Atirador mata ex-mulher e filho durante ataque em pista de hóquei nos EUA
Homem abriu fogo em arena de Rhode Island, deixando dois mortos e três feridos; ele se suicidou após o crime, segundo autoridades.
Um homem armado abriu fogo durante uma partida de hóquei em uma pista de gelo em Rhode Island, nos Estados Unidos, matando sua ex-mulher, Rhonda Dorgan, e o filho adulto, Aidan Dorgan, de acordo com informações divulgadas nesta terça-feira, 17, pela chefe de polícia de Pawtucket, Tina Goncalves.
Além das duas vítimas fatais, outras três pessoas ficaram feridas no ataque: os pais da ex-mulher do atirador e um amigo da família. O atirador, identificado como um homem de 56 anos, morreu no local por um ferimento de bala autoinfligido, segundo a polícia.
Inicialmente, havia a suspeita de que um espectador teria impedido o atirador, mas as investigações confirmaram que ele se suicidou. Goncalves informou que o autor do crime já havia frequentado outros jogos de hóquei sem incidentes e não conversou com familiares antes do ataque.

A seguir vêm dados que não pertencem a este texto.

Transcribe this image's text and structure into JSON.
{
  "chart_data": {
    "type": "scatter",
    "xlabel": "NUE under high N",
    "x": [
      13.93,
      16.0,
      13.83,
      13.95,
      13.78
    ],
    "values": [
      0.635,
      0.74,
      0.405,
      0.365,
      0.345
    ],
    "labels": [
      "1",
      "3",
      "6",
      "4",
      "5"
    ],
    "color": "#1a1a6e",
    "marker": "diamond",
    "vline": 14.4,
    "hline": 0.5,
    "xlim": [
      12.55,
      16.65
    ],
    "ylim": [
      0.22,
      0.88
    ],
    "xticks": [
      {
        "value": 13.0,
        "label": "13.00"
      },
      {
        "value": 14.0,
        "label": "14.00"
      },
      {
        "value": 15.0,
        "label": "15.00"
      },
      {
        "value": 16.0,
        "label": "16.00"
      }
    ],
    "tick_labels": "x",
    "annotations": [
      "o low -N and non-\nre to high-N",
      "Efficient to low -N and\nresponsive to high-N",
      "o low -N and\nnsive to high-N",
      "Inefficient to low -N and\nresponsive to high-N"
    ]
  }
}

As autoridades ouviram quase 100 testemunhas até a noite de segunda-feira, 16, para reconstituir os acontecimentos dentro da Arena Dennis M. Lynch, em Pawtucket, nos arredores de Providence. Segundo a chefe de polícia, pelo menos três espectadores tentaram conter o atirador, que ainda conseguiu pegar uma segunda arma antes de se suicidar.
O jogo estava sendo transmitido ao vivo pela plataforma LiveBarn, especializada em eventos esportivos juvenis. Vídeos compartilhados nas redes sociais mostram o momento dos disparos, com jogadores e espectadores buscando abrigo e deixando o local em pânico. A LiveBarn alertou seus usuários de que a reprodução das imagens não está autorizada.
O atirador era funcionário da General Dynamics Bath Iron Works, um estaleiro em Bath, no Maine, que presta serviços à Marinha dos EUA. O porta-voz do estaleiro, David Hench, confirmou o vínculo empregatício, mas não forneceu detalhes sobre o cargo ou tempo de serviço.
Perfil do atirador e histórico militar
Segundo colegas de trabalho, o homem possuía armas e já serviu brevemente no Corpo de Fuzileiros Navais dos EUA, tendo sido dispensado após menos de três meses por não atender aos padrões da corporação. Uma colega, Destiny Mackenzie, relatou que o atirador raramente mencionava a ex-esposa, mas falava frequentemente sobre o filho que jogava hóquei. Ela também destacou o temperamento difícil do colega e mencionou que ele se identificava como mulher em algumas ocasiões.
Outro colega, sob anonimato, afirmou que o atirador demonstrava sentimentos conflitantes em relação à aceitação transgênero e confirmou que ele possuía armas, embora não soubesse a quantidade exata.
Imagens registradas após o tiroteio mostram pais chorando e tentando localizar seus filhos, além de jovens sendo socorridos em macas. "Isso acontece com muita frequência em nosso país", lamentou Michael Steven, que filmou parte da cena.
O episódio ocorre menos de dois meses após outro tiroteio em Rhode Island, na Universidade Brown, que deixou dois mortos e dez feridos. O governador Dan McKee lamentou a tragédia: "Nosso estado está de luto novamente. Meu coração se parte pelas vítimas, famílias, estudantes e todos impactados pelo devastador tiroteio na Lynch Arena em Pawtucket."